If there's one notable element in the transition to online that benefited the event as a whole, it allows for a far greater and broader selection of runners from across the world that could participate in the event without having to deal with the time and cost to travel to the event physically, especially if the runner was based outside of the U.S. In short, it's a degree of accessibility that wasn't there in the marathons before SGDQ 2020 Online and it made me wonder if this aspect could be preserved for when the live marathons return, involving a combination of both live runs and online runs. The former would still be the main focus, including the single camera showing the runner playing the current game, the couch behind them, and the audience watching and reacting to the action unfolding on the projector screens not shown on the camera. Online runs, on the other hand, would continue the format used by the three online marathons but would swap out the runner's webcam for a shot of the crowd like what's used in live runs, only in this case the runner's webcam would be positioned in the corner of the view. Alternate views would be needed for runs involving multiple runners but at its core it would be a format friendly for both live runs and online runs.
For real though, the marathon was nuts. Day 1 was strong right out of the gate and I think it was the best Day 1 of the online era of marathons, Days 2 and 3 had some solid runs, Day 4 was swallowed up mostly by a run of Golden Sun: the Lost Age that remained a fun watch all the way through and has its fair share of great runs before and after it, and it only got better in the final three days. Day 5 brought the chaos that was the Silly Games Done Quick block, the Sonic block, two runs focused on the DLC for Doom Eternal, and a Generation V Pokémon race. Day 6 was the sole TAS run of the marathon followed by two very, very hype rhythm game showcases (separated by a run of Breath of the Wild), and Day 7 was the unofficial, day-wide "Nintendo block" co-starring Super Meat Boy Forever (the game that got advertised again and again during the GDQ marathons for years) and two Souls games, concluding at the very end with Kingdom Hearts II. Of course not every run was a hit for me, considering some of the games I did see felt very samey (all the first-person games I noticed in the late hours throughout the marathon and the four hours of five Castlevania games in a row on Day 3).
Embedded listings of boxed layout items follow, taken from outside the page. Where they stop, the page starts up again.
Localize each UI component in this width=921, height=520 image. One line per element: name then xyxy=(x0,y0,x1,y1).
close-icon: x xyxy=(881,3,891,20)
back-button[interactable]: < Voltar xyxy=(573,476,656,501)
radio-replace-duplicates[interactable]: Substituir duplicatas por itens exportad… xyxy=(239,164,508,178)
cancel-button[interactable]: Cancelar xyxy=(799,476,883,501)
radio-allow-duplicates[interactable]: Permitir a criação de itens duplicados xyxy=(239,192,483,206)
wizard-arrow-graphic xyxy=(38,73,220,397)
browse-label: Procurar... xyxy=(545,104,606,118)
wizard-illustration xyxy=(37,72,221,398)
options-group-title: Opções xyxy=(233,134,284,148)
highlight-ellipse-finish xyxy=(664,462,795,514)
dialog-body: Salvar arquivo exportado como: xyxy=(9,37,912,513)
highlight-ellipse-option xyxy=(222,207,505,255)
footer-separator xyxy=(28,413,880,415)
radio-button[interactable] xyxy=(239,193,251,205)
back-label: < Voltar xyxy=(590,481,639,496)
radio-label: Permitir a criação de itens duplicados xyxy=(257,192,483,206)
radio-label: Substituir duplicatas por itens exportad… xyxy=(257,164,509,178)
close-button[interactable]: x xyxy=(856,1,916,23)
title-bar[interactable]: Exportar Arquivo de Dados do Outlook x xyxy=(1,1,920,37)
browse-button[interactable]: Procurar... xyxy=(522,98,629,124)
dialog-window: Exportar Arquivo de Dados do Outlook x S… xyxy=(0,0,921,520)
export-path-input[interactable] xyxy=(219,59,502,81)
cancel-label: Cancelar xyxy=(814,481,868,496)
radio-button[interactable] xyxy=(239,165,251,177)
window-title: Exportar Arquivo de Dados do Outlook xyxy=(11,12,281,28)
The Mega Man runs all being on separate days in lieu of a full block and two of them taking place in the early mornings instead of the usual late morning/early-to-mid afternoons used by major franchises was also a move that I didn't agree with either, though at least it was an improvement over SGDQ 2020's single Mega Man run.
At the end of the day it was nice being able to take the week off and enjoy some games and now I'll be trying to get back to my regular schedule and find the motivation I desperately need in these times.